The government's pre-election blizzard of bureaucratic appointments shows it's trying to stack agencies with preferred candidates for fear it might lose, Labor says.
Shadow Attorney-General Mark Dreyfus said on Saturday this was not how a grown-up government should be run.
In a flurry of announcements this week, the government announced more than 100 appointments to different government agencies, with 79 alone to the Administrative Appeals Tribunal.
This included some very senior positions including the governor of the Reserve Bank of Australia and Commonwealth Director of Public Prosecutions.
Mr Dreyfus said many of these appointments did not take effect until after the election and could have waited.
"The fact they have been announced now shows the government desperately trying to stack government agencies with preferred candidates for fear it might lose," he said in a statement.

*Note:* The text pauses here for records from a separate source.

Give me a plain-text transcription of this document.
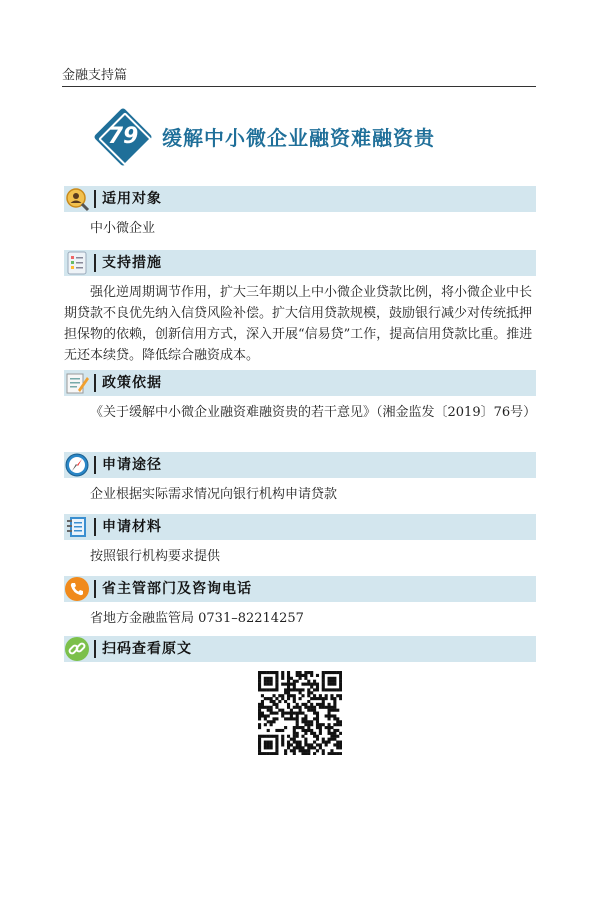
金融支持篇
79	缓解中小微企业融资难融资贵
适用对象
中小微企业
支持措施
强化逆周期调节作用，扩大三年期以上中小微企业贷款比例，将小微企业中长期贷款不良优先纳入信贷风险补偿。扩大信用贷款规模，鼓励银行减少对传统抵押担保物的依赖，创新信用方式，深入开展“信易贷”工作，提高信用贷款比重。推进无还本续贷。降低综合融资成本。
政策依据
《关于缓解中小微企业融资难融资贵的若干意见》（湘金监发〔2019〕76号）
申请途径
企业根据实际需求情况向银行机构申请贷款
申请材料
按照银行机构要求提供
省主管部门及咨询电话
省地方金融监管局 0731–82214257
扫码查看原文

Mr Dreyfus said Labor was not consulted on any of the 103 appointments, some of them former coalition MPs, Liberal staffers or party members.

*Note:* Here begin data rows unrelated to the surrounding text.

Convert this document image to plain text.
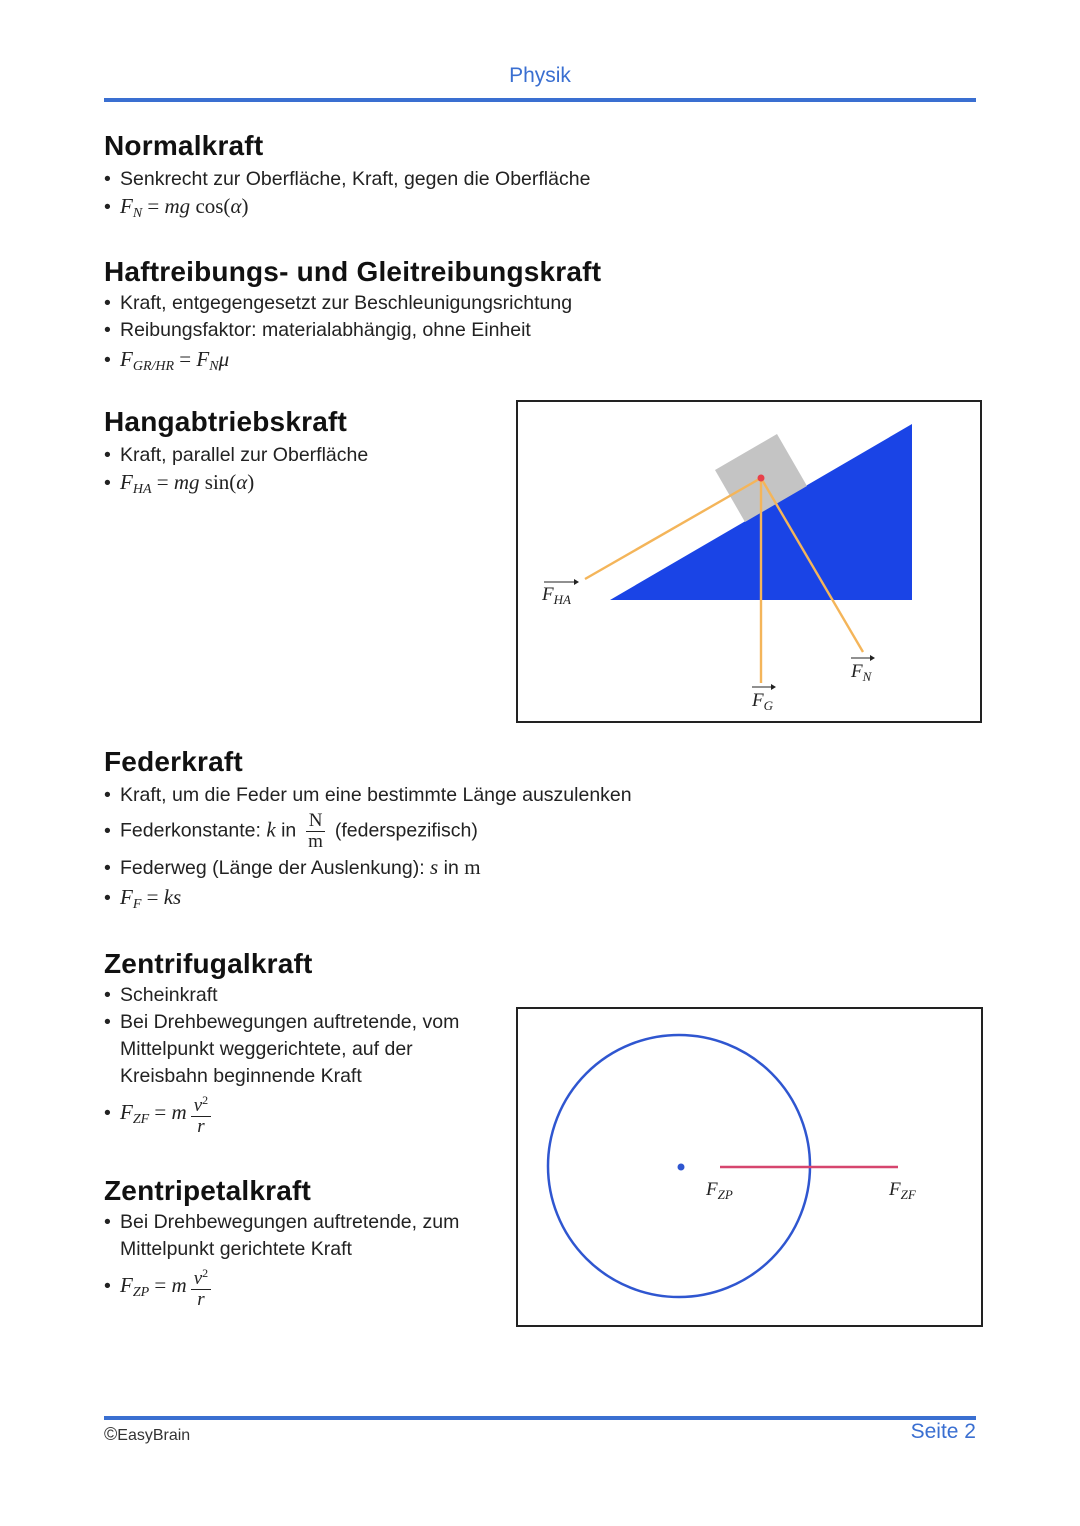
Physik
Normalkraft
• Senkrecht zur Oberfläche, Kraft, gegen die Oberfläche
• $F_N$ = mg cos(α)
Haftreibungs- und Gleitreibungskraft
• Kraft, entgegengesetzt zur Beschleunigungsrichtung
• Reibungsfaktor: materialabhängig, ohne Einheit
• $F_{GR/HR} = F_N\mu$
Hangabtriebskraft
• Kraft, parallel zur Oberfläche
• $F_{HA}$ = mg sin(α)
$F_{HA}$
$F_G$
$F_N$
Federkraft
• Kraft, um die Feder um eine bestimmte Länge auszulenken
• Federkonstante: k in $\frac{N}{m}$ (federspezifisch)
• Federweg (Länge der Auslenkung): s in m
• $F_F$ = ks
Zentrifugalkraft
• Scheinkraft
• Bei Drehbewegungen auftretende, vom
Mittelpunkt weggerichtete, auf der
Kreisbahn beginnende Kraft
• $F_{ZF} = m \frac{v^2}{r}$
Zentripetalkraft
• Bei Drehbewegungen auftretende, zum
Mittelpunkt gerichtete Kraft
• $F_{ZP} = m \frac{v^2}{r}$
$F_{ZP}$	$F_{ZF}$
©EasyBrain	Seite 2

Treasurer Scott Morrison said there were always things to be done before going into an election campaign.
He said he was particularly pleased to announce the appointment of Dr Philip Lowe as governor of the Reserve Bank and Reserve Bank board member, Professor Ian Harper.
As well, Australian Competition and Consumer Commission chairman Rod Sims was reappointed.
"These are important commitments to ensure we have continuity of government as we go into an election period," he told reporters in Sydney.
"We are always getting on with the job of government."